A Ramón Melquíades, no le seducía la idea de pertenecer a ese ejército de hormiguitas trasmutadas a cigarras, adheridas a una producción ficticia y que suponían una losa para la producción ajena, un ejército al que había que alimentar con impuestos y supervivencia.
Al menos, en su tienda, podía conversar, proponer, cambiar alguna cosa del escaparate, seducir a la clientela y diferenciarse de la competencia, pero estaba atado, y lo sabía, porque al asomarse al escaparate observaba la zapatería de la acera de enfrente que ofrecía la misma perspectiva, una persiana de metal a medio cerrar, dentro estaría Bernardina Laslo, haciendo caja, como él.
La historia de Bernardina era bastante parecida a la suya, ella tampoco terminó sus estudios, y decidió quedarse en Viana del Sauguillo para continuar la saga familiar, mientras cubría con sus zapatos los maltratados pies de los vianeros en la Zapatería Hija de Laslo.
Atrapada también, en un continuo espacio tiempo que alimentaba un ejército de parásitos, que cuidaban de familiares que siempre estaban malitos, para escaquearse una hora y media de sus improductivos trabajos, que consistían básicamente, en configurar una retahíla de imposiciones pecuniarias a las que llamaban impuestos, la escusa perfecta del cuidado de todos, incluidos las formas más variadas de de no hacer mucho en sus jornadas laborales, para cuidar de su eterna y enferma prole, y de paso, comprar zapatos, o alguna conserva en el desavío.
A las ocho treinta las persianas metálicas de las tiendas cerraban al unísono llenando la calle de un curioso “crasssh” seguido del sonido de las llaves al cerrar.
Melquíades miró a Bernardina e hizo lo que hacía todos los días, un ligero movimiento de cabeza hacia arriba entre un hola y adiós y un ¿cómo te ha ido?, que fue respondido con el mismo movimiento de cabeza con la misma intención acompañada de una sonrisa cerrada en dos hoyuelos.
Los dos recorrerían la calle hacia la Plaza Mayor, dispuestos a ver las luces de Navidad y cómo no, algún paso de los de Semana Santa, con cristos ensangrentados y vírgenes dolorosas, que se estaban apropiando del frío.

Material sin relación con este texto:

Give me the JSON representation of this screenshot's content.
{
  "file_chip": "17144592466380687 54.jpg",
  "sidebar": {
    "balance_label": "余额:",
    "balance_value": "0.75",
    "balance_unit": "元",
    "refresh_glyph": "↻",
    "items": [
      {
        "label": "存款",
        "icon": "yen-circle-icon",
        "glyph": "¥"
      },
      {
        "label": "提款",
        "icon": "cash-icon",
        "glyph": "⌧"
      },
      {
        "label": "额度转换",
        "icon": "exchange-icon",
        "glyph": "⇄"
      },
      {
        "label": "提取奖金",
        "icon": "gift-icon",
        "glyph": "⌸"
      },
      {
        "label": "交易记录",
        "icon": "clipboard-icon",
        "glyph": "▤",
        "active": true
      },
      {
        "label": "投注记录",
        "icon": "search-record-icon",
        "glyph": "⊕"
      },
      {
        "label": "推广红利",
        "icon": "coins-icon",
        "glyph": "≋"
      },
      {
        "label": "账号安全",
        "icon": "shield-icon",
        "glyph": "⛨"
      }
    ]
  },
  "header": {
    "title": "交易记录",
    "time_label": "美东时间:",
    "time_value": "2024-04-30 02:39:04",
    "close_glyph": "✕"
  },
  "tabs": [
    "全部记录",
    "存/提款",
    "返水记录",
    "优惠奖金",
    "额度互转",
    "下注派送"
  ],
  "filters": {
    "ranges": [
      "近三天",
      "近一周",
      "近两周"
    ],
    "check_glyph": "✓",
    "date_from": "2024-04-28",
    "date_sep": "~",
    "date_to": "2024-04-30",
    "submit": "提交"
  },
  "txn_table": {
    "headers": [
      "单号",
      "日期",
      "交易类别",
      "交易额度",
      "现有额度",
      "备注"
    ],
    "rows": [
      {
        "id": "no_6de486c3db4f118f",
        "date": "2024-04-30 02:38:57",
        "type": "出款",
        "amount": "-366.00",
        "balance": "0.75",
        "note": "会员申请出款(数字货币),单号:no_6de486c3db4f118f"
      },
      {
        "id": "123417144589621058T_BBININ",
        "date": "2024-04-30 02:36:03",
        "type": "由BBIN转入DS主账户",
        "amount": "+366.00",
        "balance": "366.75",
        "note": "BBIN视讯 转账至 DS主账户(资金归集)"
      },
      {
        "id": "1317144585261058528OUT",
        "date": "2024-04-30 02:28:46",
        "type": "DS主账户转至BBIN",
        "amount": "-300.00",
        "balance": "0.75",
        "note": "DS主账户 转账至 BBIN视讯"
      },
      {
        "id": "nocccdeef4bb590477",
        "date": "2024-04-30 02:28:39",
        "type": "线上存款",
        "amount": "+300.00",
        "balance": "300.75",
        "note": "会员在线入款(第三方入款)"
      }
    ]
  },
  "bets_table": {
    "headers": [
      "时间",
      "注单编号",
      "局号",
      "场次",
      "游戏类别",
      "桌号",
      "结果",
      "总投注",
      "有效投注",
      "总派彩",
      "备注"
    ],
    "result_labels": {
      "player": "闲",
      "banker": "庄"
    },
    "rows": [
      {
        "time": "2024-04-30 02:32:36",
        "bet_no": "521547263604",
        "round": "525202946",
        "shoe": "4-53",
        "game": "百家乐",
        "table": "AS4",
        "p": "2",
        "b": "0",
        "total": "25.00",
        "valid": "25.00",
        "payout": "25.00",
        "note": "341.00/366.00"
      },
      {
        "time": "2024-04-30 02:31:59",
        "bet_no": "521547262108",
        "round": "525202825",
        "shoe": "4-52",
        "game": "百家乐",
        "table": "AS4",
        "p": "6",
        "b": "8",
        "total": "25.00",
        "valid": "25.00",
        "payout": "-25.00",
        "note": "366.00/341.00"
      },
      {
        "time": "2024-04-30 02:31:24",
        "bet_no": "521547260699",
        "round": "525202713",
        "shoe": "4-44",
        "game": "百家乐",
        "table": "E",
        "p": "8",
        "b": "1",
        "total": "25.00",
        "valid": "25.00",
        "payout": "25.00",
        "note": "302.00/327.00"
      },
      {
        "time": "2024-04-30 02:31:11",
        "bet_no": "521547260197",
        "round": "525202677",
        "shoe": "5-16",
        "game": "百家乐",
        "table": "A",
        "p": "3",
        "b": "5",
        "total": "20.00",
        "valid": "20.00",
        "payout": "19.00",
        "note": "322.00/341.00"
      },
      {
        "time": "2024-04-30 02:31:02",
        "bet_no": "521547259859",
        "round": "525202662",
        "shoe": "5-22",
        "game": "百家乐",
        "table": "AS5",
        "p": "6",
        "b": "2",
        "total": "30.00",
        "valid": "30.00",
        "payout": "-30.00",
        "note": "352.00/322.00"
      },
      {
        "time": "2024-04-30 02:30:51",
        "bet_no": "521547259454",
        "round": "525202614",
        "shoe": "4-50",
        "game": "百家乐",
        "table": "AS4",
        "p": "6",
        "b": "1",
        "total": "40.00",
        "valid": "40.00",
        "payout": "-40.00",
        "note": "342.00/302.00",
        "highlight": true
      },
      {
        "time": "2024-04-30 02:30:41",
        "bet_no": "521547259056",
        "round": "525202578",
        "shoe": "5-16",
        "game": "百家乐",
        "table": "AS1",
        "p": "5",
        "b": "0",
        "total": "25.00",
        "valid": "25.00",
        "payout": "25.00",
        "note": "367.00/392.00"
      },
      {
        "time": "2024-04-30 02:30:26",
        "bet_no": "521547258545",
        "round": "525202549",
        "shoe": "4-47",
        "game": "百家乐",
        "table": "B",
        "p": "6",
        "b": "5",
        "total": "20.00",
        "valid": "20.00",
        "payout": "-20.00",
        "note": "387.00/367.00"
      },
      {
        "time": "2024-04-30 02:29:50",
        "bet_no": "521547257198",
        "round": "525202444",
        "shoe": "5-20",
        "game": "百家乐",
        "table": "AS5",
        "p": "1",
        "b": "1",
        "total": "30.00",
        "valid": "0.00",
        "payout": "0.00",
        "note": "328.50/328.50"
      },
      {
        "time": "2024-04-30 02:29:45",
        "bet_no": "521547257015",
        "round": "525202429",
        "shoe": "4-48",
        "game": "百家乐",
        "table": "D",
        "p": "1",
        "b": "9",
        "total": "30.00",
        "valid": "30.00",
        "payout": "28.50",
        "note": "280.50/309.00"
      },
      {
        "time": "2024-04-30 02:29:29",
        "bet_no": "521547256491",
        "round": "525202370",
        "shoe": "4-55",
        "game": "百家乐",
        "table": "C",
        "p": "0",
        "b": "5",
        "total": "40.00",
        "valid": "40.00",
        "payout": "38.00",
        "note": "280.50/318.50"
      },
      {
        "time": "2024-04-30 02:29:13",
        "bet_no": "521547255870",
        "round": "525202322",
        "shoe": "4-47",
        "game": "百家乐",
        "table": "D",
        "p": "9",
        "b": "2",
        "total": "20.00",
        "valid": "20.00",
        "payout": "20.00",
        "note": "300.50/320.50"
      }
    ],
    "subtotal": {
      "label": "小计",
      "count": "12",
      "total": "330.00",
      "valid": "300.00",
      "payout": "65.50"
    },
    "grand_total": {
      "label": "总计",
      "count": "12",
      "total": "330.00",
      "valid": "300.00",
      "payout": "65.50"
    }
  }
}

El desconocimiento de prebostes y cabildos hacía las delicias del craquelado de las imágenes policromadas, los golpes de calor y frío destrozaban las maderas talladas de siglos, mientras los conservadores y restauradores se frotaban las manos y calculaban los costes, nada desdeñables, de dejarlas más o menos decentes para primavera.
Pensaba Melquíades en que el niño Jesús no había nacido pero ya lo estaban matando, nadie quería esperar al día de la matanza, simplemente se lo querían comer ya, pero aquella sociedad desesperada por la inmediatez, duplicada por la mezcla de eventos, suponía un incremento sustancioso en “escaqueos” de oficina y en una mejora de caja de su Desavío Melquíades, al que había rellenado con turrones y mazapanes propios de la época.
Un “extratempóreo” dispendio, muy conveniente para hacer caja y todo suma.